With reference to his ‘Etudes pour piano’, a work in progress since 1985, composer György Ligeti states : “They behave as growing organisms”. These compositions open up new horizons as they are the product of various spheres of influence. Cases in point would be the work of Frédéric Chopin and Claude Debussy, Conlon Nancarrow’s player piano, geometry as perceived by Benoït Mandelbrot and Heinz-Otto Peitgen, improvisations by Thelonious Monk and Bill Evans, Balcan music, Central African polyphony and the Balinese gamelan ensembles.
The latter consist of a number of metallophones, drums, cymbals, bamboo flutes and gongs that combine to create extremely differentiated polyrhythmic structures. The ritual aspect – the battle between good and evil, white and black magic – is also one of the pillars of Balinese music. Several examples by the Gong Kebyar ensemble are included on this disc. The vocal ‘Kecha-choir’ also uses a technique widespread in Europe during the Middle Ages : the hocket (a technique in which two or more voices fill in one another’s silences to make a composite melody). What does Ligeti really mean by ‘Galamb Borong’ ? At any rate, there is no litteral meaning : these two words have no meaning in the Indonesian language, it is simply how they ‘sound’. The composer says that you are listening to music from an imaginary island not to be found on any map. However, the major feat in this miniature is the creation of an almost pentatonic Indonesian slendro-atmosphere through the expert combination of two different structures of the European ‘moderate’ keyboard, which is democratically subdivided into twelve semitones.
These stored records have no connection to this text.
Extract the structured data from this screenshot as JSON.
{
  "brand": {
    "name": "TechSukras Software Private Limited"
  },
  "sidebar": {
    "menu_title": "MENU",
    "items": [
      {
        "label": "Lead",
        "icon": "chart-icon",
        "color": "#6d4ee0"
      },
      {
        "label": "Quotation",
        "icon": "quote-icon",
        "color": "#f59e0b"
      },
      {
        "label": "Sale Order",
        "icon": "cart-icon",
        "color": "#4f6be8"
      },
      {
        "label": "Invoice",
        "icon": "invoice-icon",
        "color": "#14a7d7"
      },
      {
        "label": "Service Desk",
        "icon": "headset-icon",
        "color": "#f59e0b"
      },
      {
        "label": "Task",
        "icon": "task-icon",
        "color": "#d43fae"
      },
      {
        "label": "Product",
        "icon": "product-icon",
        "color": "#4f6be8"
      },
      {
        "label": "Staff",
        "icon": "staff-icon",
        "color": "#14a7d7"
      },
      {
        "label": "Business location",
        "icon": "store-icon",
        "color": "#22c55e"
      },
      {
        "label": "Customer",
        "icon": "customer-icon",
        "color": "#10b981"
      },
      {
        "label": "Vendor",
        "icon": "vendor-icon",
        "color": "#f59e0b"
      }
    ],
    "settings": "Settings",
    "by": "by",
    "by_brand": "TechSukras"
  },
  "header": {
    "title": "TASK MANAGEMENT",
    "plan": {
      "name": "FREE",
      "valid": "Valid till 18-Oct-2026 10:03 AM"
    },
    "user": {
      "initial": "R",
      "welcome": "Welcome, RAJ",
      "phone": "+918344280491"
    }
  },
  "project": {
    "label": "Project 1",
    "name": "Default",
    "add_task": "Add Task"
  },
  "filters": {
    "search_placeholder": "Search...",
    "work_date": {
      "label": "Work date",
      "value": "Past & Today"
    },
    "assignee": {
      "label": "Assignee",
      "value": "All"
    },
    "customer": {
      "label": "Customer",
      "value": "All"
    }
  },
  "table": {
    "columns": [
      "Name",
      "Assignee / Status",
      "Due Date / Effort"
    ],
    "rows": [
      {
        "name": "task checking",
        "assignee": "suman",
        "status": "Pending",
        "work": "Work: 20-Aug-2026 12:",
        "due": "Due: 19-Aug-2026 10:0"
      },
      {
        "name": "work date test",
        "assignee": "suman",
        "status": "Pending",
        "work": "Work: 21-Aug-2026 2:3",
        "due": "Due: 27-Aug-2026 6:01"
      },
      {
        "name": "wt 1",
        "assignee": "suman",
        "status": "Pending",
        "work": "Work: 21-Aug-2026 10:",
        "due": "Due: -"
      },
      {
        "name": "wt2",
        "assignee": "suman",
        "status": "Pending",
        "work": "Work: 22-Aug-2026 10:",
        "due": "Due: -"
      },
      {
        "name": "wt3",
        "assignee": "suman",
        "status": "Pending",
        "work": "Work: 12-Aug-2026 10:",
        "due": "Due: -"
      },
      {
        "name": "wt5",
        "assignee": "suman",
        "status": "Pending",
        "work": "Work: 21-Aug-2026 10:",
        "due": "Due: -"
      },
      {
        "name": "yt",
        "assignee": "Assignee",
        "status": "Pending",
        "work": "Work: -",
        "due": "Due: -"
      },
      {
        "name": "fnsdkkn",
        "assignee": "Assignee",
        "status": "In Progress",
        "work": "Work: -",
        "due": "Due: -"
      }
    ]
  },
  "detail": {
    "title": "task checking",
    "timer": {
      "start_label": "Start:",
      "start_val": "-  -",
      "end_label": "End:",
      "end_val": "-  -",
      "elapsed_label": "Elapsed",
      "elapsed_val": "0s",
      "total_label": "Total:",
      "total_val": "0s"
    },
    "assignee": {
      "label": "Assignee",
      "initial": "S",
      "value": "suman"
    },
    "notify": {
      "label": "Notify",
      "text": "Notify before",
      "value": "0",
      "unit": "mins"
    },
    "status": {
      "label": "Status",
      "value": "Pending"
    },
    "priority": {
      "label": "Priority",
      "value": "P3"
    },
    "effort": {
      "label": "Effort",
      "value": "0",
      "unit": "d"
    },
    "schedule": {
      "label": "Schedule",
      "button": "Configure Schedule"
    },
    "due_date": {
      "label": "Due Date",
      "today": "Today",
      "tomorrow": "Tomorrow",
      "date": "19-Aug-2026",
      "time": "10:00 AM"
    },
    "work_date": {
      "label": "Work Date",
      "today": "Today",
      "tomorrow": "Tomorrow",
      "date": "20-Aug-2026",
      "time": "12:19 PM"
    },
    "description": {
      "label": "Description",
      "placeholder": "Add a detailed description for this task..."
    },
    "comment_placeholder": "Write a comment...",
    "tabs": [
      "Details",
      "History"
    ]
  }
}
Fèm (the actual Hungarian word for ‘metal’) presents metallophones, while ‘Vertige’ progresses at the speed of light and literally freezes time as it comes ‘crashing down’. The humour of both ‘Der Zauberlehrling’ and the poetry of ‘En suspens’ (dedicated to his friend and colleaguemaster György Kurtag) is geared to the possibilities of polyrhythmic techniques. ‘Entrelacs’ — based on the time-honoured ratios of the Golden Section – momentarily harks back to the ‘distorted’ diatonic system of ‘Galamb Borong’. However, Ligeti pulls out all the stops for ‘L’escalier du diable’ : the result is a hallucinatory black fresco. The title of the last étude — the ‘endless column’, after a sculpture by Constantin Brancusi — could make a nice metaphor for the incredible fantasy that the Hungarian wizard is able to display when he places his ten fingers on a keyboard.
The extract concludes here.